Search code examples
pythongensimword2vec

Does the "iter" parameter of gensim.models.Word2Vec method iterate over the whole corpus or the sentence passed to it at a time?


I am using gensim to train a word2Vec model. Here I am passing one sentence at a time to the gensim.models.Word2Vec() method from my corpus to gradually train the model on my whole corpus. But I am confused what should the value of iter parameter be as I'm not sure whether it iterates over the passed sentence n times or the whole corpus.

I have tried checking the documentation of gensim. it states the definition as follows:

iter (int, optional) – Number of iterations (epochs) over the corpus.

But I am confused as I am not passing the whole corpus but only a single sentence on each iteration.

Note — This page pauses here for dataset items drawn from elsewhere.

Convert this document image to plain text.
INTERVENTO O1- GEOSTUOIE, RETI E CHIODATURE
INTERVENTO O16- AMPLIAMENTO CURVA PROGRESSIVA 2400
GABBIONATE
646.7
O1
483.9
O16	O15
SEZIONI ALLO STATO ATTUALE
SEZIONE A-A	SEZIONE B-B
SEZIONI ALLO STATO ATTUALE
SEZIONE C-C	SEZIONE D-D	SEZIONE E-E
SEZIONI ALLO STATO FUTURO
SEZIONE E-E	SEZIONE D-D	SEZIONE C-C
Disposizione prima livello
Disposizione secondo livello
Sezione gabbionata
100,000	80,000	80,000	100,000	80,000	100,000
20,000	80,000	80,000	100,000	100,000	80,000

My line in the code that trains the model looks like this:
model = gensim.models.Word2Vec(data, min_count=2, window=arg.window_size, size=arg.dim_size, workers=4, sg=0, hs=0, negative=10, ns_exponent=0.75, alpha=0.025, iter=1)
Here "data" represents a single sentence passed at a time from a generator.

Suppose I have a corpus of 2 sentences. "X is a variable. Y is a variable too.". The model receives data = "X is a variable." first and data = "Y is a variable too." in 2nd iteration. Now to clarify, my question is, whether iter = 50 will train my model iterating though "X is a variable." 50 times & "Y is a variable too." 50 times or will it iterating though "X is a variable. Y is a variable too." (my whole corpus) 50 times.


Solution

  • Word2Vec is a class. Calling it as model = Word2Vec(...) returns one new model instance.

    If you supply data to that instantiation call, it expects a full training corpus, with all examples, as the data (sentences parameter). It will iterate over that data once to learn the vocabulary, then again the number of times specified in the epochs argument for training. (This argument was previously called iter, which still works.)

    So:

    • You shouldn't be calling Word2Vec(...) multiple times with single texts. You should call it once, with a re-iterable sequence of all your texts as the data.
    • That full supplied corpus will be iterated over epochs + 1 times as part of the model's initialization & training, via the single call to Word2Vec(...).

    You should enable logging at the INFO level to get a better idea of what's happening when you try different approaches.

    You should also look at working examples, like the word2vec.ipynb notebook bundled with gensim inside its docs/notebooks directory, to understand usual usage patterns. (This is best viewed, and interactively run, from your local installation – but can also be browsed online at https://github.com/RaRe-Technologies/gensim/blob/develop/docs/notebooks/word2vec.ipynb.)

    Note that you can avoid supplying any data to the Word2Vec(...) instantiation call, but then you need to call model.build_vocab(full_corpus) and then model.train(full_corpus, epochs=desired_iterations) to complete the model initialization & training. (While you can then continue calling train() with fragments of training data, that's an advanced & highly error-prone approach. Only calling it just once, with one combined full training set, will easily and automatically do the right thing with the training learning-rate decay and number of training iterations.)